Haruf's 'Eventide': the rewards of decency

May 30, 2004|By Joan Mellen | Joan Mellen,Special to the Sun

Eventide, by Kent Haruf. Knopf. 320 pages. $24.95.

In Eventide, Kent Haruf turns his crystalline prose to the unremarkable lives of people for whom loneliness is endemic, suffering expected and remedy a surprise. On the unforgiving Colorado high plains, the territory of Haruf's previous best-selling Plainsong, to which Eventide is a sequel, a low-grade violence is chronic.

Eventide alternates between three sets of characters. Two elderly bachelor brothers, Raymond and Harold, out of an inherent sense of decency, in the earlier novel took in a homeless pregnant young girl; the emotional consequences are profuse. An orphaned 11-year-old named DJ keeps house for his cranky grandfather. Two semi-retarded people, Luther and Betty, are unable to protect their two children, Richie and Joy Rae, from a vicious, sadistic relative.

The compassionate voice of the author redeems these seemingly predictable domestic tableaux. From the inconsequential details of lives enacted on the borderline of endurance, Haruf discovers the grandeur of human consolation.

Harold and Raymond have come to consider this one-time stranger, Victoria Roubideaux, and her baby, Katie, "family." Mary Wells next door takes an interest in neglected DJ, gently bandaging his elbow after he falls from a bicycle. Her daughter Dena befriends him. In an abandoned shed, with discarded furniture, forks and spoons, the children create a loving if temporary environment, an astonishing refuge. DJ tries to protect Richie from the schoolyard bullies. Raymond gives DJ a ride home one night and listens to him, the first adult ever to have done so.

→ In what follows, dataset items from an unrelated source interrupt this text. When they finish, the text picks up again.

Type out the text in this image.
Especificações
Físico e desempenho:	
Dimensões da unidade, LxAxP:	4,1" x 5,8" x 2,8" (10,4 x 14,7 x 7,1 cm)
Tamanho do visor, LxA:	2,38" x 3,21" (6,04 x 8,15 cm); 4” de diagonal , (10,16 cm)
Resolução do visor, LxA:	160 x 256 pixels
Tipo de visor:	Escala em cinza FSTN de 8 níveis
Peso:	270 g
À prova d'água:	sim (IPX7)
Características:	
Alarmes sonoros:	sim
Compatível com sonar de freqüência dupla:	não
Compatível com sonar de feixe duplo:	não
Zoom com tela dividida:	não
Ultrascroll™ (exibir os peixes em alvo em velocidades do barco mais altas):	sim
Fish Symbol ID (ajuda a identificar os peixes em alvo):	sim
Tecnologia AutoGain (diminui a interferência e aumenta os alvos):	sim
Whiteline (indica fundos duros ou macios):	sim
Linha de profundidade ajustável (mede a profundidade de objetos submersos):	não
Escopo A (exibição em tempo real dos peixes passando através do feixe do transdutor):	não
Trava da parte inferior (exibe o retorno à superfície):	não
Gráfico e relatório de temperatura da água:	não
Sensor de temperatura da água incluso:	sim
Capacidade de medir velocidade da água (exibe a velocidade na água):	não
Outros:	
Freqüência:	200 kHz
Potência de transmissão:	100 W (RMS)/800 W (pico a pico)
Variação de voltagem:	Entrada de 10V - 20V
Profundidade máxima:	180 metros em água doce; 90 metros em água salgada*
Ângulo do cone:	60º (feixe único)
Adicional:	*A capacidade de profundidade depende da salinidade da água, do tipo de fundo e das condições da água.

None of these people escapes pain. None is capable even of articulating disappointment. Raymond's friend, the high school teacher Tom Guthrie, cannot console him when Harold is killed in a ranch accident; he searches for words, "but there were none in any language he knew that were sufficient to the moment or that would change a single thing." All are as vulnerable as the paintless clapboard house where Raymond must now survive alone. This house, like the people, is so insubstantial "that the wind might blow through and find no resistance at all." Haruf's characters go to bed each night "consoled or not."

The year is chained by holidays that serve mostly as a reminder of all that has been lost, and it would seem hope is archaic.

Yet Victoria meets a kind man named Del Gutierrez, who works with respect helping Raymond on the ranch. Good people find each other, just as bad people find them. Tom Guthrie and his wife, Maggie, bring Raymond together with social worker Rose Tyler, and in a scene of exquisite tenderness Rose takes the old man back into her bedroom. "I doubt if I could do you any good," Raymond says politely. "Let's just see," Rose says.

As in life, the sorrows and defeats come more frequently, more swiftly than the victories. Then, Haruf suggests, so much more must we cherish moments of transcendence, gratuitous acts of kindness and love, when they do make their untimely, their stately appearance.

Eventide is a lovely novel, all the more for its uncompromising realism, its eschewing of the magical palliative of happy endings, its recognition that decency carries its own unique rewards.

Joan Mellen teaches in the graduate program in creative writing at Temple University in Philadelphia. The latest of her 17 books, A Farewell to Justice, an account of Jim Garrison's investigation into the murder of President John F. Kennedy, will be published next fall. She has written a novel, biographies and criticism.